2) You calculate the area of each rectangle.
3) Adding up all the areas give the Riemann sum.
You must decide two things.
1) How wide are the rectangles.
2) How tall are the rectangles.
Width can be done many ways. It is common to pick the same width for each rectangle. This is probably simplest. So, each rectangle has width W, because I just decided that's how wide they all are. It's just an assumption for now.
This particular question is making you decide HOW to calculate the heights of the rectangles. Using the function F(x), we decide to make the rectangle get taller until the RiGHT hand side hits the function. We could have used the left hand side or the middle or anything else we wish.

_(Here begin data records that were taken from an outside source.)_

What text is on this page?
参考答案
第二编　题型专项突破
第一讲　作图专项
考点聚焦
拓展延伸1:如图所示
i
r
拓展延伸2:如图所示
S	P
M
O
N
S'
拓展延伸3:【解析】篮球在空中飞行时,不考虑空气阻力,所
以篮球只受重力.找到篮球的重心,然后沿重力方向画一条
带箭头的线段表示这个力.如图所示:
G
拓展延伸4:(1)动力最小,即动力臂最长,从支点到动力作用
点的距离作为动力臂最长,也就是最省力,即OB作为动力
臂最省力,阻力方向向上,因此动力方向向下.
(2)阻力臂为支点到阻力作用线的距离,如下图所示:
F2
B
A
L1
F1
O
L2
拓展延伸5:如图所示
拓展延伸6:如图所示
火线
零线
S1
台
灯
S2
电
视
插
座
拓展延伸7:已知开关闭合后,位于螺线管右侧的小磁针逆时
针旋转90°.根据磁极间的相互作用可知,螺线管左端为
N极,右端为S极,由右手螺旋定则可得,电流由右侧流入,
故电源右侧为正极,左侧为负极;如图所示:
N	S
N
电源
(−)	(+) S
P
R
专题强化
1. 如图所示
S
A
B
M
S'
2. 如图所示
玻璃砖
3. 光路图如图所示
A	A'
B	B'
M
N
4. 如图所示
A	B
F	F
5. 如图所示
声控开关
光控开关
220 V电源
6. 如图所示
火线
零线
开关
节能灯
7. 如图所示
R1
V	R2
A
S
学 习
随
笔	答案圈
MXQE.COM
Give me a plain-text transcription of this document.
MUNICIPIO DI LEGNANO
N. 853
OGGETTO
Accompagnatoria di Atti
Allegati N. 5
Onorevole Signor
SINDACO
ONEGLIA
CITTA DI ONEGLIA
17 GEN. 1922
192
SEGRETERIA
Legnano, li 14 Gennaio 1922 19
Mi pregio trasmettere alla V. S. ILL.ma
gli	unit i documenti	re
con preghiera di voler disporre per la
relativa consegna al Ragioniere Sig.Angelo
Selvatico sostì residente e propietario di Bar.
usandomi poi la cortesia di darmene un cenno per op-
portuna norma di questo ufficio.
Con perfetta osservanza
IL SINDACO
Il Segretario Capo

The area of each rectangle is W*f(x<sub>i</sub>), where 'i' is the number of the rectangle you are playing with.
You have:
F(x) is increasing on (1,5)
F(1)=0
F(1.8)=0.6
F(3.1)=1.2
F(4)=2.3
F(5)=6
Calculate the widths of the rectangles.
1.8 - 1 = 0.8
3.1 - 1.8 = 1.3
4 - 3.1 = 0.9
5 - 4 = 1
Note the given heights
F(1.8)=0.6
F(3.1)=1.2
F(4)=2.3
F(5)=6
We didn't use F(1). We would have used F(1) and NOT F(5) if we had been using left hand sides.
Put them all together:
0.8*0.6 + 1.3*1.2 + 0.9*2.3 + 1*6 = 0.48 + 1.56 + 2.07 + 6 = 10.11
There you go. Your first Riemann Sum.
Just for fun, look at what happens if we try a left-hand side sum
0.8*0 + 1.3*0.6 + 0.9*1.2 + 1*2.3 = 0 + 0.78 + 1.08 + 2.3 = 4.16
So, the REAL area under F(x), for 1 <= x <= 5 is somewhere between 4.16 and 10.11. Not a very good estimate for anything but teaching about Riemann sums. We couldn't quite asy this, if we didn't know F(x) was increasing on this interval.
What do you think? Are we getting anywhere?